On désigne communément par le terme vagues les ondes de gravité générées sous l’effet du vent soufflant à la surface de l’océan, et se déplaçant à l’interface océan-atmosphère. Leurs périodes caractéristiques sont de l’ordre de 1 à 30 secondes et leurs longueurs d’onde, de quelques dizaines de centimètres à quelques centaines de mètres. Pour décrire l’état de mer observé sous l’influence de ces vagues, on distingue généralement entre la mer du vent, engendrée sous l’action du vent local, et la houle issue de la propagation de trains de vagues générés ailleurs, dans des régions parfois situées à des dizaines de milliers de kilomètres de la zone d’observation. Ces deux systèmes peuvent coexister sur une même zone. La houle présente un aspect plus régulier que la mer du vent, avec un contenu énergétique moins étalé en fréquence et en direction.

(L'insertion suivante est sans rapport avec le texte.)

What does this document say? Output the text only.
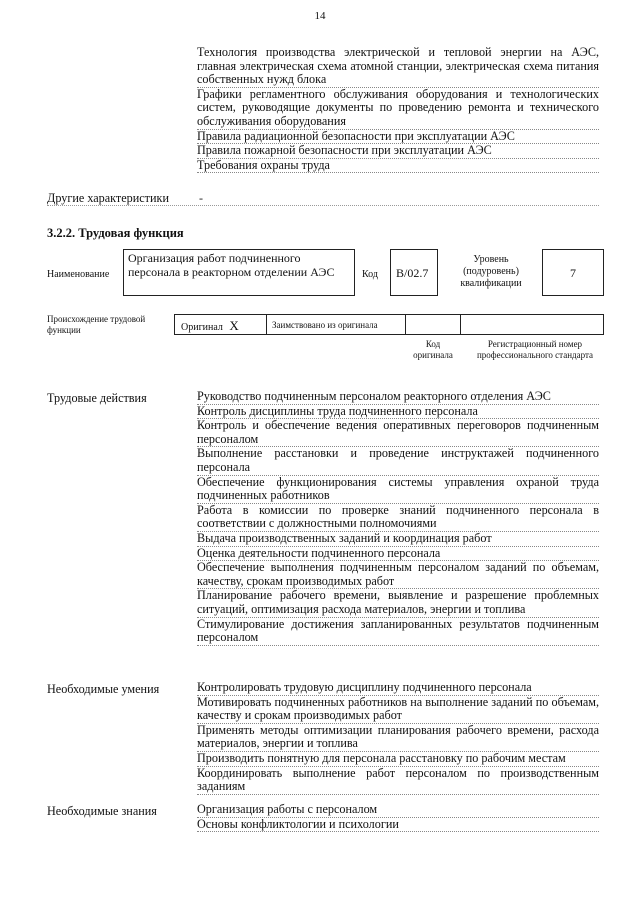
14
Технология производства электрической и тепловой энергии на АЭС, главная электрическая схема атомной станции, электрическая схема питания собственных нужд блока
Графики регламентного обслуживания оборудования и технологических систем, руководящие документы по проведению ремонта и технического обслуживания оборудования
Правила радиационной безопасности при эксплуатации АЭС
Правила пожарной безопасности при эксплуатации АЭС
Требования охраны труда
Другие характеристики	-
3.2.2. Трудовая функция
Наименование
Организация работ подчиненного персонала в реакторном отделении АЭС	Код	В/02.7
Уровень (подуровень) квалификации
7
Происхождение трудовой функции	Оригинал X	Заимствовано из оригинала
Код оригинала
Регистрационный номер профессионального стандарта
Трудовые действия	Руководство подчиненным персоналом реакторного отделения АЭС
Контроль дисциплины труда подчиненного персонала
Контроль и обеспечение ведения оперативных переговоров подчиненным персоналом
Выполнение расстановки и проведение инструктажей подчиненного персонала
Обеспечение функционирования системы управления охраной труда подчиненных работников
Работа в комиссии по проверке знаний подчиненного персонала в соответствии с должностными полномочиями
Выдача производственных заданий и координация работ
Оценка деятельности подчиненного персонала
Обеспечение выполнения подчиненным персоналом заданий по объемам, качеству, срокам производимых работ
Планирование рабочего времени, выявление и разрешение проблемных ситуаций, оптимизация расхода материалов, энергии и топлива
Стимулирование достижения запланированных результатов подчиненным персоналом
Необходимые умения	Контролировать трудовую дисциплину подчиненного персонала
Мотивировать подчиненных работников на выполнение заданий по объемам, качеству и срокам производимых работ
Применять методы оптимизации планирования рабочего времени, расхода материалов, энергии и топлива
Производить понятную для персонала расстановку по рабочим местам
Координировать выполнение работ персоналом по производственным заданиям
Необходимые знания	Организация работы с персоналом
Основы конфликтологии и психологии
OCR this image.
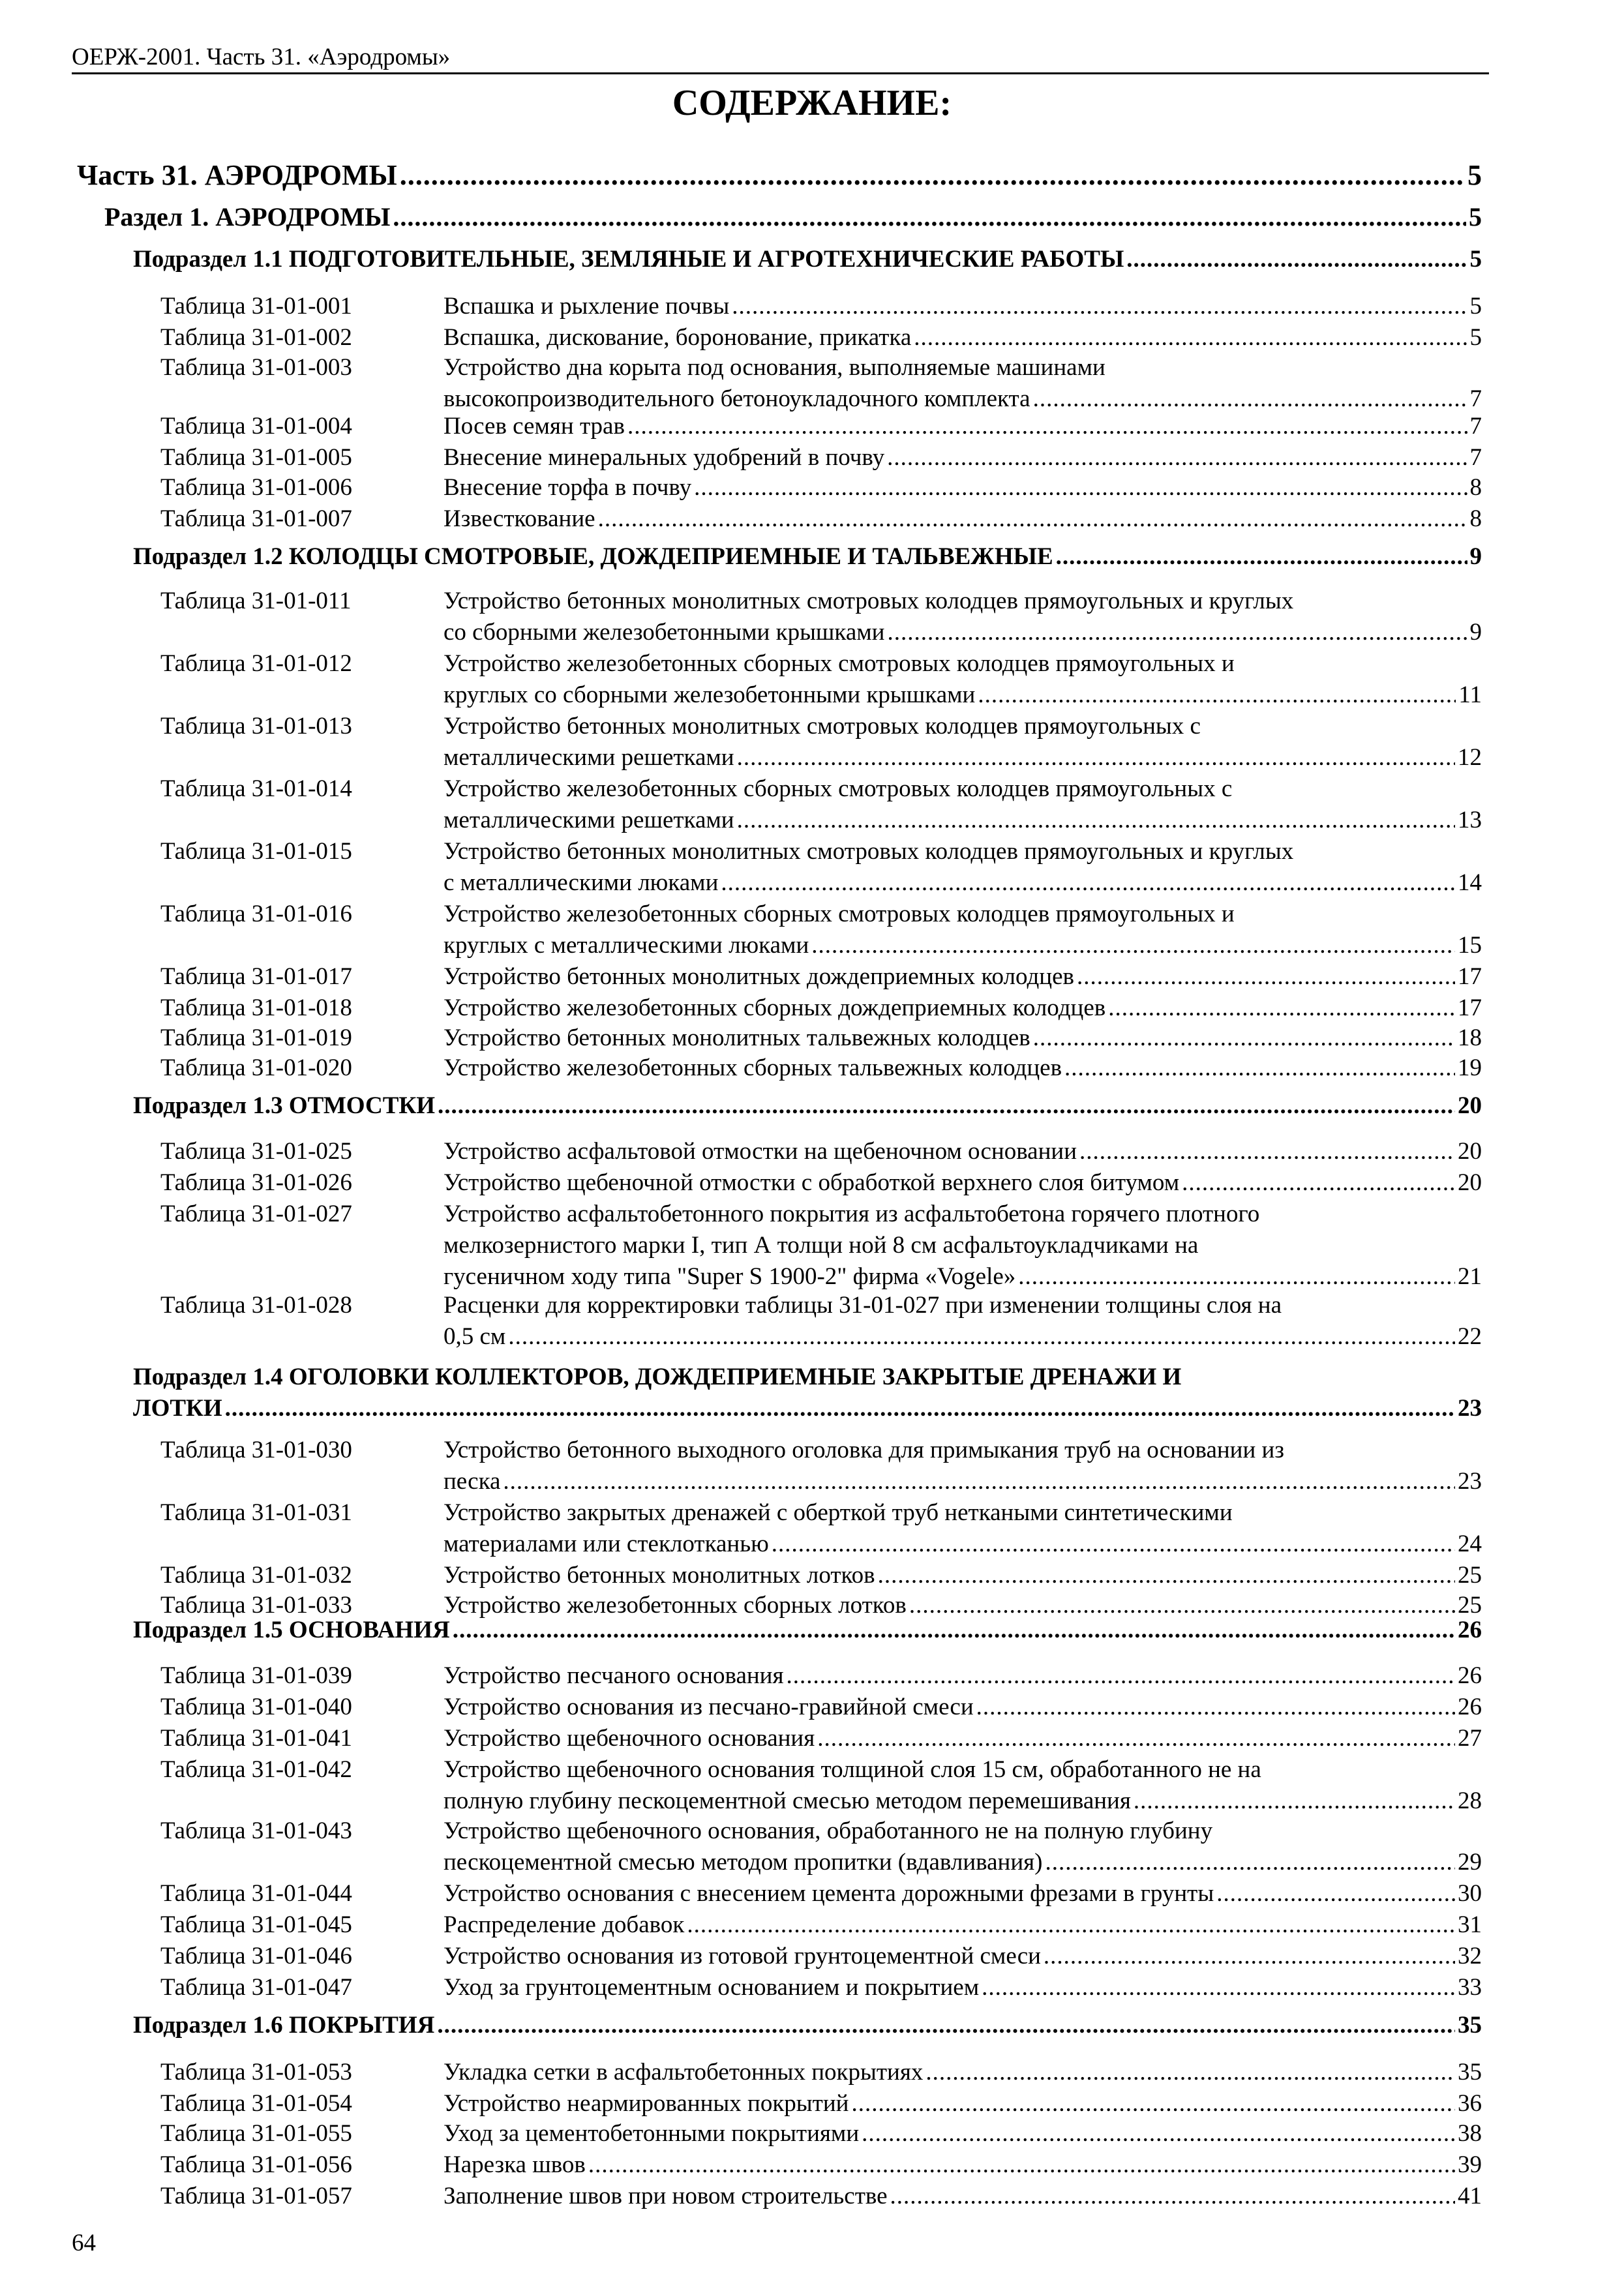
ОЕРЖ-2001. Часть 31. «Аэродромы»
СОДЕРЖАНИЕ:
Часть 31. АЭРОДРОМЫ .....	5
Раздел 1. АЭРОДРОМЫ .....	5
Подраздел 1.1 ПОДГОТОВИТЕЛЬНЫЕ, ЗЕМЛЯНЫЕ И АГРОТЕХНИЧЕСКИЕ РАБОТЫ .....	5
Таблица 31-01-001	Вспашка и рыхление почвы .....	5
Таблица 31-01-002	Вспашка, дискование, боронование, прикатка .....	5
Таблица 31-01-003	Устройство дна корыта под основания, выполняемые машинами
высокопроизводительного бетоноукладочного комплекта .....	7
Таблица 31-01-004	Посев семян трав .....	7
Таблица 31-01-005	Внесение минеральных удобрений в почву .....	7
Таблица 31-01-006	Внесение торфа в почву .....	8
Таблица 31-01-007	Известкование .....	8
Подраздел 1.2 КОЛОДЦЫ СМОТРОВЫЕ, ДОЖДЕПРИЕМНЫЕ И ТАЛЬВЕЖНЫЕ .....	9
Таблица 31-01-011	Устройство бетонных монолитных смотровых колодцев прямоугольных и круглых
со сборными железобетонными крышками .....	9
Таблица 31-01-012	Устройство железобетонных сборных смотровых колодцев прямоугольных и
круглых со сборными железобетонными крышками .....	11
Таблица 31-01-013	Устройство бетонных монолитных смотровых колодцев прямоугольных с
металлическими решетками .....	12
Таблица 31-01-014	Устройство железобетонных сборных смотровых колодцев прямоугольных с
металлическими решетками .....	13
Таблица 31-01-015	Устройство бетонных монолитных смотровых колодцев прямоугольных и круглых
с металлическими люками .....	14
Таблица 31-01-016	Устройство железобетонных сборных смотровых колодцев прямоугольных и
круглых с металлическими люками .....	15
Таблица 31-01-017	Устройство бетонных монолитных дождеприемных колодцев .....	17
Таблица 31-01-018	Устройство железобетонных сборных дождеприемных колодцев .....	17
Таблица 31-01-019	Устройство бетонных монолитных тальвежных колодцев .....	18
Таблица 31-01-020	Устройство железобетонных сборных тальвежных колодцев .....	19
Подраздел 1.3 ОТМОСТКИ .....	20
Таблица 31-01-025	Устройство асфальтовой отмостки на щебеночном основании .....	20
Таблица 31-01-026	Устройство щебеночной отмостки с обработкой верхнего слоя битумом .....	20
Таблица 31-01-027	Устройство асфальтобетонного покрытия из асфальтобетона горячего плотного
мелкозернистого марки I, тип А толщи ной 8 см асфальтоукладчиками на
гусеничном ходу типа "Super S 1900-2" фирма «Vogele» .....	21
Таблица 31-01-028	Расценки для корректировки таблицы 31-01-027 при изменении толщины слоя на
0,5 см .....	22
Подраздел 1.4 ОГОЛОВКИ КОЛЛЕКТОРОВ, ДОЖДЕПРИЕМНЫЕ ЗАКРЫТЫЕ ДРЕНАЖИ И
ЛОТКИ .....	23
Таблица 31-01-030	Устройство бетонного выходного оголовка для примыкания труб на основании из
песка .....	23
Таблица 31-01-031	Устройство закрытых дренажей с оберткой труб неткаными синтетическими
материалами или стеклотканью .....	24
Таблица 31-01-032	Устройство бетонных монолитных лотков .....	25
Таблица 31-01-033	Устройство железобетонных сборных лотков .....	25
Подраздел 1.5 ОСНОВАНИЯ .....	26
Таблица 31-01-039	Устройство песчаного основания .....	26
Таблица 31-01-040	Устройство основания из песчано-гравийной смеси .....	26
Таблица 31-01-041	Устройство щебеночного основания .....	27
Таблица 31-01-042	Устройство щебеночного основания толщиной слоя 15 см, обработанного не на
полную глубину пескоцементной смесью методом перемешивания .....	28
Таблица 31-01-043	Устройство щебеночного основания, обработанного не на полную глубину
пескоцементной смесью методом пропитки (вдавливания) .....	29
Таблица 31-01-044	Устройство основания с внесением цемента дорожными фрезами в грунты .....	30
Таблица 31-01-045	Распределение добавок .....	31
Таблица 31-01-046	Устройство основания из готовой грунтоцементной смеси .....	32
Таблица 31-01-047	Уход за грунтоцементным основанием и покрытием .....	33
Подраздел 1.6 ПОКРЫТИЯ .....	35
Таблица 31-01-053	Укладка сетки в асфальтобетонных покрытиях .....	35
Таблица 31-01-054	Устройство неармированных покрытий .....	36
Таблица 31-01-055	Уход за цементобетонными покрытиями .....	38
Таблица 31-01-056	Нарезка швов .....	39
Таблица 31-01-057	Заполнение швов при новом строительстве .....	41
64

La propagation de ces vagues à la surface du globe suscite l’intérêt depuis toujours, notamment du fait de ses répercussions sur les activités humaines. En premier lieu, les dangers que représentent les tempêtes pour la navigation ou les infrastructures côtières ont motivé l’accumulation de connaissances, au début qualitatives, pour prévoir leur apparition et leur trajectoire. En ingénierie, le calcul des forces hydrodynamiques est essentiel au dimensionnement et à l’étude du comportement des structures en mer (navires, plateformes). Les vagues jouent par ailleurs un rôle clé dans la géomorphologie littorale, dans des processus susceptibles de modifier le paysage tels que l’érosion côtière, le transport ou l’accumulation de sédiments, etc. On peut également citer leur contribution au fonctionnement général du système climatique, la constitution de bases de données océanoclimatiques participant alors à une meilleure compréhension des phénomènes à l’œuvre. Enfin et pour clore cet inventaire non exhaustif, plutôt qu’un facteur de risques certains observateurs voient dans le mouvement des vagues un formidable gisement d’énergie renouvelable. Les tentatives pour récupérer une partie de ce potentiel essaiment ainsi depuis plus de deux siècles, sans être arrivées pour l’instant jusqu’au stade du développement commercial. De tels projets sont en effet confrontés à des difficultés d’ordre technique (efficacité et robustesse des machines) aussi bien qu’économique (coûts élevés de déploiement, de raccordement et de maintenance).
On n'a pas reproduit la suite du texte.